Description
Compiler version
3.3.0-RC2
Minimized code
As a REPL session:
scala> class Consumer[-T]
// defined class Consumer
scala> type F[X] = X match { case List[t] => t }
scala> def x: F[List[_]] = 5
def x: Any // OK
scala> type F[X] = X match { case Consumer[t] => t }
scala> def x: F[Consumer[_]] = ???
def x: Nothing // OK
scala> type F[X] = X match { case Consumer[List[t]] => t }
scala> def x: F[Consumer[List[_]]] = 5
def x: Any // KO. Expected Nothing
scala> type F[X] = X match { case Consumer[Consumer[t]] => t }
scala> def x: F[Consumer[Consumer[_]]] = ???
def x: Nothing // KO. Expected Any
scala> type F[X] = X match { case Consumer[Consumer[Consumer[t]]] => t }
scala> def x: F[Consumer[Consumer[Consumer[_]]]] = ???
def x: Nothing // OK, but it looks like chance
scala> type F[X] = X match { case Consumer[List[Consumer[t]]] => t }
scala> def x: F[Consumer[List[Consumer[_]]]] = ???
def x: Nothing // KO. Expected AnyOutput
In every case, t is instantiated to Any when the innermost type constructor is covariant, and to Nothing when the innermost type constructor is contravariant.
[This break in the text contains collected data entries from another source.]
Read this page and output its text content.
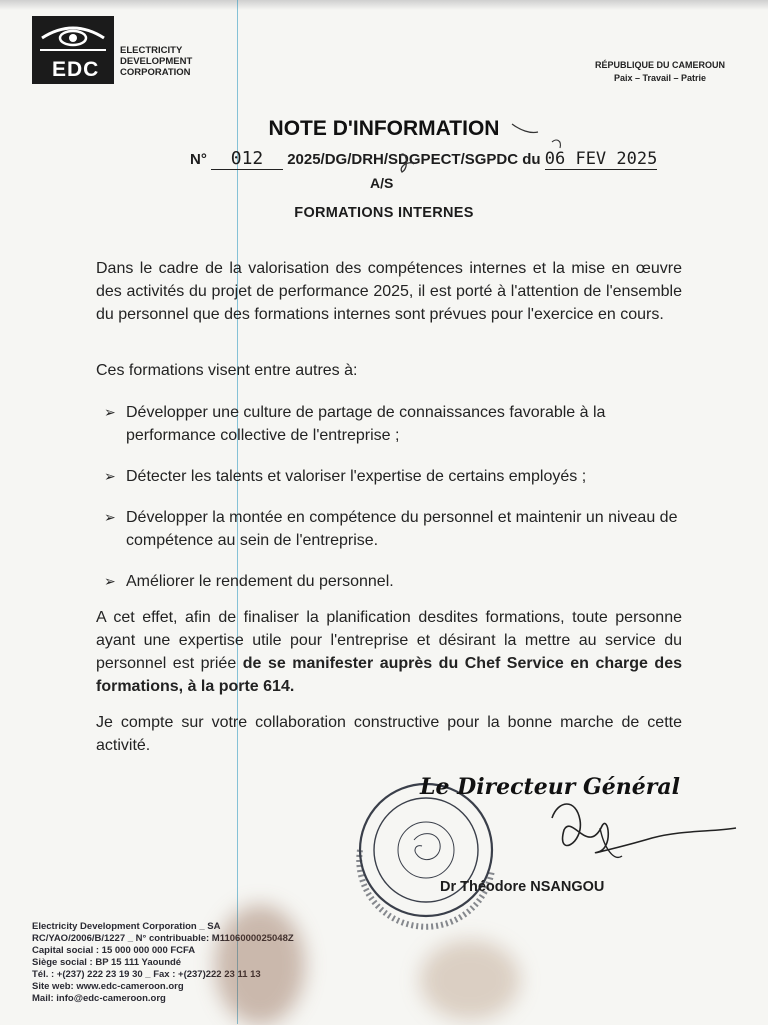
EDC
ELECTRICITY
DEVELOPMENT
CORPORATION
RÉPUBLIQUE DU CAMEROUN
Paix – Travail – Patrie
NOTE D'INFORMATION
N° 012 2025/DG/DRH/SDGPECT/SGPDC du 06 FEV 2025
A/S
FORMATIONS INTERNES
Dans le cadre de la valorisation des compétences internes et la mise en œuvre des activités du projet de performance 2025, il est porté à l'attention de l'ensemble du personnel que des formations internes sont prévues pour l'exercice en cours.
Ces formations visent entre autres à:
➢ Développer une culture de partage de connaissances favorable à la performance collective de l'entreprise ;
➢ Détecter les talents et valoriser l'expertise de certains employés ;
➢ Développer la montée en compétence du personnel et maintenir un niveau de compétence au sein de l'entreprise.
➢ Améliorer le rendement du personnel.
A cet effet, afin de finaliser la planification desdites formations, toute personne ayant une expertise utile pour l'entreprise et désirant la mettre au service du personnel est priée de se manifester auprès du Chef Service en charge des formations, à la porte 614.
Je compte sur votre collaboration constructive pour la bonne marche de cette activité.
Le Directeur Général
Dr Théodore NSANGOU
Electricity Development Corporation _ SA
RC/YAO/2006/B/1227 _ N° contribuable: M1106000025048Z
Capital social : 15 000 000 000 FCFA
Siège social : BP 15 111 Yaoundé
Tél. : +(237) 222 23 19 30 _ Fax : +(237)222 23 11 13
Site web: www.edc-cameroon.org
Mail: info@edc-cameroon.org
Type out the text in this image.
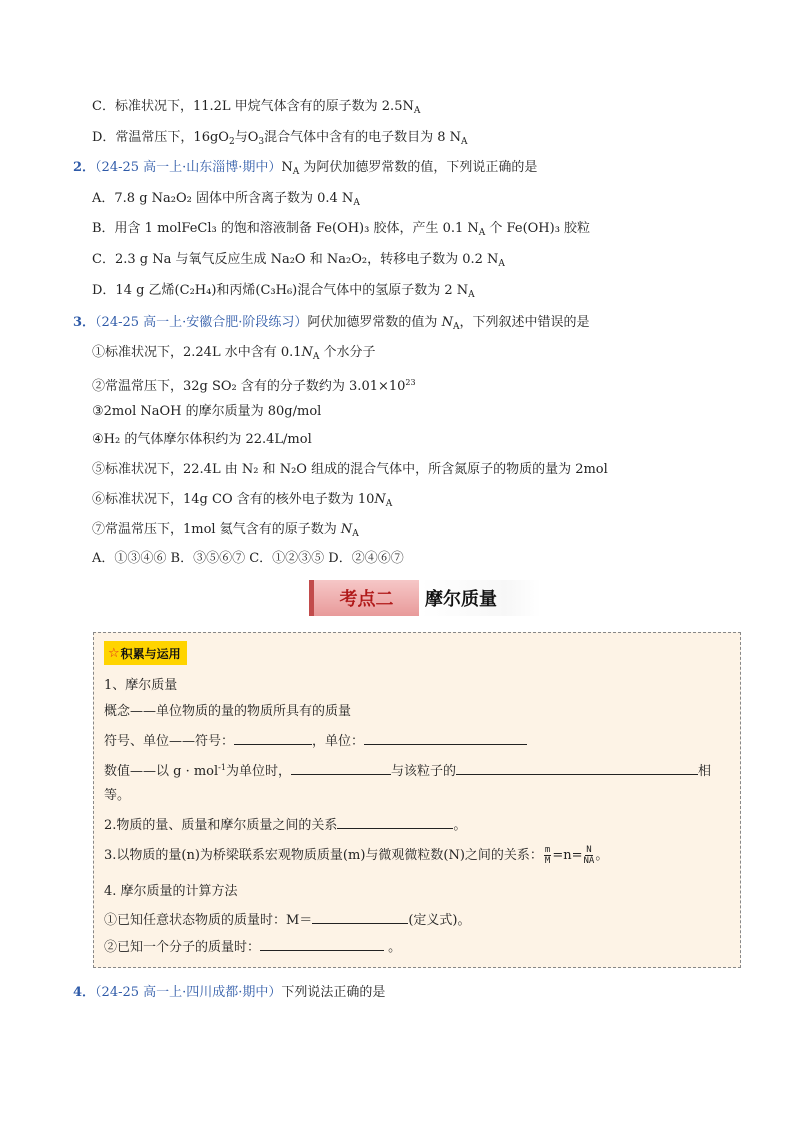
C．标准状况下，11.2L 甲烷气体含有的原子数为 $2.5N_A$
D．常温常压下，$16gO_2$与$O_3$混合气体中含有的电子数目为 8 $N_A$
2．（24-25 高一上·山东淄博·期中）$N_A$ 为阿伏加德罗常数的值，下列说正确的是
A．7.8 g Na₂O₂ 固体中所含离子数为 0.4 $N_A$
B．用含 1 molFeCl₃ 的饱和溶液制备 Fe(OH)₃ 胶体，产生 0.1 $N_A$ 个 Fe(OH)₃ 胶粒
C．2.3 g Na 与氧气反应生成 Na₂O 和 Na₂O₂，转移电子数为 0.2 $N_A$
D．14 g 乙烯(C₂H₄)和丙烯(C₃H₆)混合气体中的氢原子数为 2 $N_A$
3．（24-25 高一上·安徽合肥·阶段练习）阿伏加德罗常数的值为 $N_A$，下列叙述中错误的是
①标准状况下，2.24L 水中含有 $0.1N_A$ 个水分子
②常温常压下，32g SO₂ 含有的分子数约为 $3.01\times 10^{23}$
③2mol NaOH 的摩尔质量为 80g/mol
④H₂ 的气体摩尔体积约为 22.4L/mol
⑤标准状况下，22.4L 由 N₂ 和 N₂O 组成的混合气体中，所含氮原子的物质的量为 2mol
⑥标准状况下，14g CO 含有的核外电子数为 $10N_A$
⑦常温常压下，1mol 氦气含有的原子数为 $N_A$
A．①③④⑥ B．③⑤⑥⑦ C．①②③⑤ D．②④⑥⑦
考点二	摩尔质量
☆ 积累与运用
1、摩尔质量
概念——单位物质的量的物质所具有的质量
符号、单位——符号：	，单位：
数值——以 g · mol$^{-1}$为单位时，	与该粒子的	相
等。
2.物质的量、质量和摩尔质量之间的关系	。
3.以物质的量(n)为桥梁联系宏观物质质量(m)与微观微粒数(N)之间的关系： $\frac{m}{M} =n= \frac{N}{NA}$ 。
4. 摩尔质量的计算方法
①已知任意状态物质的质量时：M＝	(定义式)。
②已知一个分子的质量时：	。
4．（24-25 高一上·四川成都·期中）下列说法正确的是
The instantiation completely disregards any contravariant type constructor on the "path" from the top scrutinee down to the type parameter.
Expectation
The spec says:
Type parameters in patterns are minimally instantiated when computing S <: Pi. An instantiation Is is minimal for Xs if all type variables in Xs that appear covariantly and nonvariantly in Is are as small as possible and all type variables in Xs that appear contravariantly in Is are as large as possible. Here, "small" and "large" are understood with respect to <:.
I expect "that appear contravariantly" to actually take the whole path into account. So I expected the results shown in comments in the above REPL session.
Perhaps nesting type constructors in contravariant position of type match patterns should not even be allowed in the first place? It's very unclear to me how to specify that. Indeed, it means that we need to reverse the whole type match logic when we get in those situations. Normally, we unify a scrutinee S with a pattern P in a way that makes S <: P. It is quite clear what that means even when P is an applied type Pc[...Pi], because we can take the baseType(S, Pc) and extract the arguments from that. But now we should unify in a way that makes Pc[...Pi] <: S. What does that mean in general (without resorting to type inference and constraints, which do not exist after typer anymore)?